Thermodynamical Evolution of Supra-arcade Downflows

Abstract

Abstract Supra-arcade downflows (SADs) are dark, teardrop-shaped features descending upon flare arcades. They are thought to be the results of magnetic reconnection, but the detailed formation mechanism of SADs and their relationship to flare energy release are still unclear. In this work, we explore the thermodynamical properties of SADs in the 2011 October 22 limb flare using the observations of the Solar Dynamics Observatory/Atmospheric Imaging Assembly and an improved Differential Emission Measure (DEM) technique.

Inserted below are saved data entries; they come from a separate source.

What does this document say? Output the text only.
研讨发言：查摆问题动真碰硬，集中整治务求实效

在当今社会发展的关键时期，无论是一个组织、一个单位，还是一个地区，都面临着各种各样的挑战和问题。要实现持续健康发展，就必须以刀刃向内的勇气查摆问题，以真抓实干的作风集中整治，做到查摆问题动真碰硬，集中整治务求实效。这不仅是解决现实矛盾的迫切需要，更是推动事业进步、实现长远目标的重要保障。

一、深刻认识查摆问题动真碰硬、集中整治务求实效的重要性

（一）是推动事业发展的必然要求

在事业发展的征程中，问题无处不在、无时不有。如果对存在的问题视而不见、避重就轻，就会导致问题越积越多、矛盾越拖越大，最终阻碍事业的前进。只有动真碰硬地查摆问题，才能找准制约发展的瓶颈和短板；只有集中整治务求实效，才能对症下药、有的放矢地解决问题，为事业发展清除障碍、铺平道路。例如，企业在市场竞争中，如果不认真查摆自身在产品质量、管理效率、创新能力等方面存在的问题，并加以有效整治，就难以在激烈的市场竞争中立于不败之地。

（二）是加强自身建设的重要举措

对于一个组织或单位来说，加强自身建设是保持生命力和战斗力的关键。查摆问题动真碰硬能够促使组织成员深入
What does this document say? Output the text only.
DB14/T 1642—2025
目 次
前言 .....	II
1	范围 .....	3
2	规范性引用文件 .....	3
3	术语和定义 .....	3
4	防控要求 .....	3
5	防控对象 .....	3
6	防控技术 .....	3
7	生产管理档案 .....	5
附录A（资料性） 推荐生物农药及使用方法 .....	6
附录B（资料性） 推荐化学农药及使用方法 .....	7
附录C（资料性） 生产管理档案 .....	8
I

Different heating events around SADs are identified and the propagation speeds of plasma heating are calculated. The first heating event starts with the increase of the emission measure at temperatures higher than 5 MK, about 2.8 minutes before the arrival of the first studied SAD. Its propagation speed is about 140 km s−1, a little faster than the speed of the SAD. However, the other two events have fast propagation speeds more than 700 km s−1. We suspect that the first heating event can be explained by adiabatic compression, but the others may have different causes. Besides, we observed that SADs can push away their surrounding spikes. The formation of SADs is further explained on the basis of patchy and bursty magnetic reconnection that reconnection outflows may push away surrounding plasma and leave dark lanes behind them. The reliability of the DEM results, heating and cooling mechanisms, and other SAD explanations are discussed.